Что-то негромко стукнуло: это Бодунов положил на стекло письменного стола золотую запонку — скачущий конь с развевающейся гривой.

— Эта была в шестом купе.

— Но я-то здесь при чем? — прошелестел Профессор.

— А вторая у вас дома в коробочке от монпасье. Так?

И тихим, брезгливым голосом Бодунов заговорил:

— Вы действительно отправились к супруге. Но не выдержали искушения и купили себе мягкий билет, что вам не по средствам. Купили, чтобы «подработать». Наверное, вы думали: «в последний раз». Инженер Воловик, с которым вы ехали, клюнул на профессора. Вы узнали, что в своем чемодане он везет кроме своих подъемных изрядную сумму денег. Разумеется, вы его подпоили. Воловик — астматик, его тяжелое дыхание вы приняли за глубокий сон. И полезли в его чемодан. Он вскочил, вы ударили его пепельницей по голове, а потом потерявшего сознание Воловика вы задушили. Поезд уже подходил к Вологде. Так это было?

Профессор беззвучно шевелил губами. Пожалуй, он не понимал того, что говорил размеренно и неторопливо Бодунов. Но я понимал все.

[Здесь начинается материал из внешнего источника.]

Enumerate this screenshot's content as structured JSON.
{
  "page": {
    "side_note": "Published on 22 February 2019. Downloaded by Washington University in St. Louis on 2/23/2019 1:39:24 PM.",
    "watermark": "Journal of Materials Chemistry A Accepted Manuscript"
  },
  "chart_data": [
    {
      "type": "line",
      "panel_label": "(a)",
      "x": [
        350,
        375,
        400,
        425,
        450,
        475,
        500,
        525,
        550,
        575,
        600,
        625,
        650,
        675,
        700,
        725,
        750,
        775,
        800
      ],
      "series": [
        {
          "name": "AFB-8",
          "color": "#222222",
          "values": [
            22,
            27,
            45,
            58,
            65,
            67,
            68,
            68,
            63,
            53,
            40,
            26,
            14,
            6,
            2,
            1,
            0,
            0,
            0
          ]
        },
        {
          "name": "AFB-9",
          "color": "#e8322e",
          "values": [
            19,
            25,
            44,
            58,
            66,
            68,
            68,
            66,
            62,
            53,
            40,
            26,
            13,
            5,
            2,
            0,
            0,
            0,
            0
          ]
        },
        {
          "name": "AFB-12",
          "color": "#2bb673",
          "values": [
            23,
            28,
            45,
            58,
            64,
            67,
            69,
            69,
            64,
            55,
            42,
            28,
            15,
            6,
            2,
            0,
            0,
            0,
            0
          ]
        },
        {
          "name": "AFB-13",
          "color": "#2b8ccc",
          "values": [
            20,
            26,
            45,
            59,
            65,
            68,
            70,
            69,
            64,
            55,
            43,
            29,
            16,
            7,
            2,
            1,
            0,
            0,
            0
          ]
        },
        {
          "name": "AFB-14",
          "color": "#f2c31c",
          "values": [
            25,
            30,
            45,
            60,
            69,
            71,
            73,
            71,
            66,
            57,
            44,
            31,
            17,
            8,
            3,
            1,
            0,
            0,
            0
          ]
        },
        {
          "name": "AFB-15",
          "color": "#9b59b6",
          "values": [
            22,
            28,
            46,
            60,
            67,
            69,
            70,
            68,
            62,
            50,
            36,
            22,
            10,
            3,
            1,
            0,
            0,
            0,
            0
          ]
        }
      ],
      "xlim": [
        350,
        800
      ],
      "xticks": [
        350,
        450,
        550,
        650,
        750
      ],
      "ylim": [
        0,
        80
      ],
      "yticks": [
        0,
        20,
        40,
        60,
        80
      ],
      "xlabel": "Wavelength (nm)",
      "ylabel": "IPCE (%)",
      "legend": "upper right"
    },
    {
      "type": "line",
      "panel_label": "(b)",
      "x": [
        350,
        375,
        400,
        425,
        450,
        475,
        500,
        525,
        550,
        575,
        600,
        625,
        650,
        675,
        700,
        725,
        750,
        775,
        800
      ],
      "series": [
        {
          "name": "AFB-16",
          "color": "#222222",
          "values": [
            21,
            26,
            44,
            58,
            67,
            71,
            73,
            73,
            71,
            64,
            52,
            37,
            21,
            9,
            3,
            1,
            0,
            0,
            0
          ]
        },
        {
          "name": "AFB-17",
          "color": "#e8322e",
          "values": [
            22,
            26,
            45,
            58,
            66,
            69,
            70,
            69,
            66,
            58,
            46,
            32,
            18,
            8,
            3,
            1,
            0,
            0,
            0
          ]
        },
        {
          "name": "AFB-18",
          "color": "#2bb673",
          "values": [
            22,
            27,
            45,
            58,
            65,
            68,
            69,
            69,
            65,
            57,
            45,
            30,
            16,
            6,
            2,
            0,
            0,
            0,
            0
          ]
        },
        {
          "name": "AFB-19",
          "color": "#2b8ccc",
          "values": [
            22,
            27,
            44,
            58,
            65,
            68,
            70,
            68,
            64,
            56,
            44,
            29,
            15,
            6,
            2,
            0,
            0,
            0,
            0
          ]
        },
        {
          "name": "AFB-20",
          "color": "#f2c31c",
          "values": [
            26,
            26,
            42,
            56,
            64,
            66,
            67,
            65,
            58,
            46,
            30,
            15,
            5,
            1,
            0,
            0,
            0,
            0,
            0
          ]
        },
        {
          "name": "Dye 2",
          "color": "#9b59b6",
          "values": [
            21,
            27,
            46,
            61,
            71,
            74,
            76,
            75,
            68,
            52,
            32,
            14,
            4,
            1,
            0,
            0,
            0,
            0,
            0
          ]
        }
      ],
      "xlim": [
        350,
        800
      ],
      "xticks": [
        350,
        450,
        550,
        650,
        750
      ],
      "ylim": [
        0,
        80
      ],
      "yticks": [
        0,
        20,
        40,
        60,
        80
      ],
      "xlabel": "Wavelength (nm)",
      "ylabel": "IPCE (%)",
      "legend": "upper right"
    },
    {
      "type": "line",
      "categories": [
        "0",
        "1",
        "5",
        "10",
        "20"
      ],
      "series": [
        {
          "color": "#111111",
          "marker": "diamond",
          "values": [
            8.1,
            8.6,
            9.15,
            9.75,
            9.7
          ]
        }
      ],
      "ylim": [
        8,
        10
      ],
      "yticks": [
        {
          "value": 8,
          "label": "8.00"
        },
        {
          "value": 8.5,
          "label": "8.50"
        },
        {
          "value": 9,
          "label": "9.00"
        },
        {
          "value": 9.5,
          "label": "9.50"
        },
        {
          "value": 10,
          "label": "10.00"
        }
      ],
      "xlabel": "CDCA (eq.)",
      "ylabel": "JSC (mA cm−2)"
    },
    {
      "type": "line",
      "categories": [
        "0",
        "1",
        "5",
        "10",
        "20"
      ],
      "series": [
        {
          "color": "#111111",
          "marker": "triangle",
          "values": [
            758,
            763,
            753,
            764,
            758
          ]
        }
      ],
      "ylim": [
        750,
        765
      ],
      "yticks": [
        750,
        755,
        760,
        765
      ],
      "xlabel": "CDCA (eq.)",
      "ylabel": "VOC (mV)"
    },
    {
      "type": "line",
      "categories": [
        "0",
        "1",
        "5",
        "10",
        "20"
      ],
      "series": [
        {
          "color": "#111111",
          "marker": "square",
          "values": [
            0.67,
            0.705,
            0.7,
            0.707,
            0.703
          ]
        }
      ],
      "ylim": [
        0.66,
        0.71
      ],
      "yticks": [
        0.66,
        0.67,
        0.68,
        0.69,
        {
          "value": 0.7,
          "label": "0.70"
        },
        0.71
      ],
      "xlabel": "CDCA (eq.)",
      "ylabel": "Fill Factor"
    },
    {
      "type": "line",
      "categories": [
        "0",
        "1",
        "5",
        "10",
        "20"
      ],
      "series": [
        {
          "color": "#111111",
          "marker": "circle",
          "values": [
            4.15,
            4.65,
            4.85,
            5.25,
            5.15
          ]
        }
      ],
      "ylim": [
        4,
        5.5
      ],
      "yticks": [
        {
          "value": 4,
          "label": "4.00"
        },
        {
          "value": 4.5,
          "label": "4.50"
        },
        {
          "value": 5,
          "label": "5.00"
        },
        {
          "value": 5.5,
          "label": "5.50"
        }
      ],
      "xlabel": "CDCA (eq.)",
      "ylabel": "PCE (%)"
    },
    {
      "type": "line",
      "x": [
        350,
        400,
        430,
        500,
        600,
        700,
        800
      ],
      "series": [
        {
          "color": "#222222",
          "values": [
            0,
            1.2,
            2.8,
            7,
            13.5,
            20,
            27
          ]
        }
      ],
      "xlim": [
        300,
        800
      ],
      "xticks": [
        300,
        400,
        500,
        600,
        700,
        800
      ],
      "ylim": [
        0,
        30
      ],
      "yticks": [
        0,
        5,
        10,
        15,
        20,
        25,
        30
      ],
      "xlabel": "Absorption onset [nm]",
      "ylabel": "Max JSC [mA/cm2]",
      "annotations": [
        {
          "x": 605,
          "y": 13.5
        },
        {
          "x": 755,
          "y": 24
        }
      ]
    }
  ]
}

— В Вологде вы попросили проводника запереть купе, дабы никто не разбудил вашего больного попутчика. Деньги задушенного вами человека были в ваших карманах. Свой пустой чемодан вы оставили на месте преступления. Но вы оставили и эту запонку — она вывалилась из манжеты во время драки. Потерю вы заметили, потому что, вернувшись, вы все перевернули дома в поисках пропавшей запонки. А парную к ней вы не выбросили, потому что она золотая. Золото для вас дороже жизни. Вы не смогли ее выбросить… У вас не хватило на это сил. Так, Крежемецкий?

Крежемецкий кивнул, как марионетка.

— Расстрел? — едва слышно спросил он.

— Возможно, — безжалостно ответил Бодунов.

— Он сам… дрался…

— Да, конечно, — согласился Бодунов, — а вы действовали только в целях самообороны.

Профессора увели.

— Как вы могли узнать запонку, — спросил я. — Ведь все началось с запонки?

— Запомнились лошадки, — устало ответил Иван Васильевич.

Смутная тень пробежала по его лицу, он поднялся и, широко распахнув форточку, долго дышал холодным зимним воздухом. Потом заговорил отрывисто, зло, жестко:

— Когда артисты пришли ко мне, я дал им от ворот поворот. Не поддался на душещипательное обращение старого негодяя в святые. Я всегда понимал, что он плохой человек. Артисты обиделись на меня, зашумели даже и пошли выше. И вняли. Хорошо быть добрым, хорошо, приятно, весело. У инженера Воловика осталось двое детей, жена, мамаша и неоконченное изобретение. Полезное изобретение. Эх, товарищи дорогие, я бы и сам был добрым: занятие приятнее, чем с начальством не соглашаться и выглядеть этаким бюрократом и перестраховщиком. Да что поделаешь, когда эта доброта за чужой счет? Сын Воловика сказал мне: «Как вы можете допускать, чтобы убивали таких людей, как папа!»

Когда я выходил из кабинета, Бодунов стоял перед планом Ленинграда, хмурил темные брови, жевал мундштук погасшей папиросы. И я вдруг подумал: «Это его город. Он отвечает за этот город. Как это бесконечно трудно, наверное».